La enfermera sonrió y se marchó de nuevo para atender a
otros pacientes. Lia se acomodó y
comenzó a mirar por la ventana, pero las vistas, el patio interior del centro,
no eran lo suficientemente atractivas y muy pronto dejaron de ser el foco de su
atención. Entonces, intentó incorporarse y sintió algo caliente entre sus
piernas. Con miedo, levantó la sábana a tiempo para ver sus muslos cubiertos de
sangre. La joven sintió cómo su corazón se volvía a acelerar provocando que la
máquina pitase y que la enfermera acudiese a su encuentro.
—¿Sucede algo?
—Estoy sangrando—respondió con los ojos velados por las
lágrimas.
—Sí, es totalmente normal después de este tipo de intervenciones.
No te preocupes.
Y se marchó. Se marchó dejando a Lia allí sola, con el
cuerpo cubierto de sangre, un recordatorio de que lo sucedido no había sido un
mal sueño. Y en esta ocasión no fue capaz de contener el llanto. Lloró en
silencio por aquella vida perdida. Lloró por las ilusiones y los sueños rotos.
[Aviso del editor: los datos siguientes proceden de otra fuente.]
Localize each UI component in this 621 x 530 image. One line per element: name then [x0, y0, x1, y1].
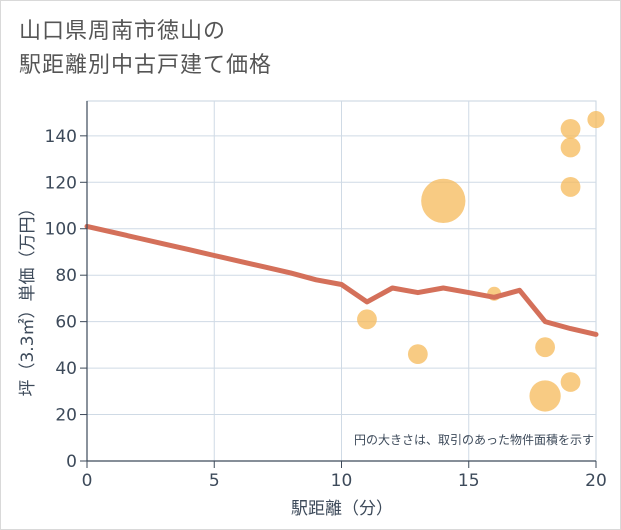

Lloró por el dolor que sentía en su pecho. Lloró por sentirse absurdamente culpable. Lloró porque supo que nadie comprendería su dolor.
Y así, mientras un celador silencioso la trasladaba a otra sala, Lia supo que algo se había roto en su interior y que, aunque consiguiese sanar, siempre quedaría una dolorosa cicatriz en su alma.